Patrick  Sullivan

Patrick Sullivan

Last week, I won a rather large TCG tournament.  This came as a surprise to me, because I hardly play anymore, at least the cutthroat variety I did years ago.  I attribute this lack of effort mostly to working in the game industry; once you spend your work week pouring over spreadsheets, building decks, and drafting (tough life, I know), you lose the motivation to get in your car or hop on a plane and do the same.  Still, it’s not like I’m totally out of the loop as far as playing TCGs go; I play and think about World of Warcraft TCG a lot and a large chunk of the skills are transferable.  The whole thing got me to thinking, “Am I better suited as a competitive card player now than I was when I was actually trying to play card games competitively?”
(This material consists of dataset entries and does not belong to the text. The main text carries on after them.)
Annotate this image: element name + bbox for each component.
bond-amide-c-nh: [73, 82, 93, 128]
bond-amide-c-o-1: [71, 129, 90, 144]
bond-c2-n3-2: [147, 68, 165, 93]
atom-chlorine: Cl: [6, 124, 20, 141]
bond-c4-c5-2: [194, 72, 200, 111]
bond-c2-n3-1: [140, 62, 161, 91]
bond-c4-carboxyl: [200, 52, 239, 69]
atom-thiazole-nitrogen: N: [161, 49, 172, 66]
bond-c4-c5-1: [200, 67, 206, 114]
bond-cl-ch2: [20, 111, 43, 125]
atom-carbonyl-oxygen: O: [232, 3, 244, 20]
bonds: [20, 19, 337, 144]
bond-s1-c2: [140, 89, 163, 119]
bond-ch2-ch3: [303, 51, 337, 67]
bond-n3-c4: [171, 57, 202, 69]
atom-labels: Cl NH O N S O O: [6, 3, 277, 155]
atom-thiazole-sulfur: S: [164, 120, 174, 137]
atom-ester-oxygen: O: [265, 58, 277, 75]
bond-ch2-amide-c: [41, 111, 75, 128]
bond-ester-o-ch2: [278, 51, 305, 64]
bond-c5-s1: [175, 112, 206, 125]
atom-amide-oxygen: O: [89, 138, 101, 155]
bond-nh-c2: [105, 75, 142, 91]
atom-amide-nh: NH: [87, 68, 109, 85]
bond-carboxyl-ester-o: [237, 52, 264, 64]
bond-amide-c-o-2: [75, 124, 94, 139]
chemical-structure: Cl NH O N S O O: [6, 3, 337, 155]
I think as a deck builder, it’s not even close.  Back when I was a TCG grinder and rolled with a pretty good team, my definition of cards was binary: either a card is good or it isn’t.  You can find the same attitude permeating in a lot of forum conversations and such.  The cards or classes that compose the upper tier are the powerful ones, and the ones that don’t stink.  That narrative is self-fulfilling and prevents people from discovering new decks, or cards that are appropriate for specific metagames.  As a developer, you are looking at the entire file, not just cherry picking the cards that appear the most powerful on first blush.  You method for analyzing cards changes from “Is Card X powerful in the abstract, or can I put it into an already-known deck?” to “What would the conditions have to be for Card X to be powerful?”, which in my opinion is a much better frame of mind to be approaching deck building.

A good example of this is Censure, the Paladin ability from Worldbreaker.  At first glance, this appears to be a weaker version of Fear, and it’s not like that card has a history of breaking down doors in Constructed.  In a lot of cases, that’s exactly what it is.  Still, against expensive Ferocity allies (especially Avatar of the Wild tokens), Censure is one of the best cards Paladin has.  Does that mean you should start cramming four copies into every deck you build?  Probably not.  But it is something that a good deck builder files away in the back of their mind, ready to bust out in case a metagame gets skewed in a particular direction.

There are also diminishing returns on time spent on any activity.  The first ten hours you spend shooting jumpers or learning how to cook is more productive than the following ten hours, which is more productive than the ten hours that follow that, and so on.  Now, you still may have to put in a large number of hours to get to the skill level you want for a given activity, but the actual improvements you make become more incremental over time.  And since there are many ways to become better at playing a game than the literal act of playing the game, it may be worth allocating your hours “improving at WoW” (or whatever) to different but related activities.

For instance, let’s say there are two WoW TCG players of equal ability level.  A large tournament is coming in a month, and both players have 40 hours a week to devote to practicing for the event.   Player A allocates his time by playing WoW and building decks for the full 40 hours.  Player B decides to do the same for 35 of his 40 hours, and spend his remaining five hours a week working out.  If I had to bet money on which player is more likely to succeed, I would bet the farm on Player B.  Stamina, mental acuity and overall health are important elements of a tournament player (ask anyone who plays in a tournament like the NACC how the feel at the end of a nine or ten round day), and Player B has shaved out the five least productive hours of his testing to improve on another element of his tournament game.  It’s the same reason athletes don’t devote 100% of their practicing time literally playing the sport in question; they’re in the weight room, watching film, meeting with doctors, and so on.  The best overall player is not created by devoting all of one’s time to a singular activity.

Could I continue posting positive results? Ratcheting up my time spent practicing from “zero” to “a few hours a week” certainly couldn’t hurt.  Still, oddly enough, I think I’m better off now than when I was putting all of my free time into consciously trying to win.  Being open minded and focusing on all aspects of your game creates the best player and deck builder, so your key to improvement with WoW (or anything else) might be to take a step back and look at all the things surrounding the game, not just the literal game itself.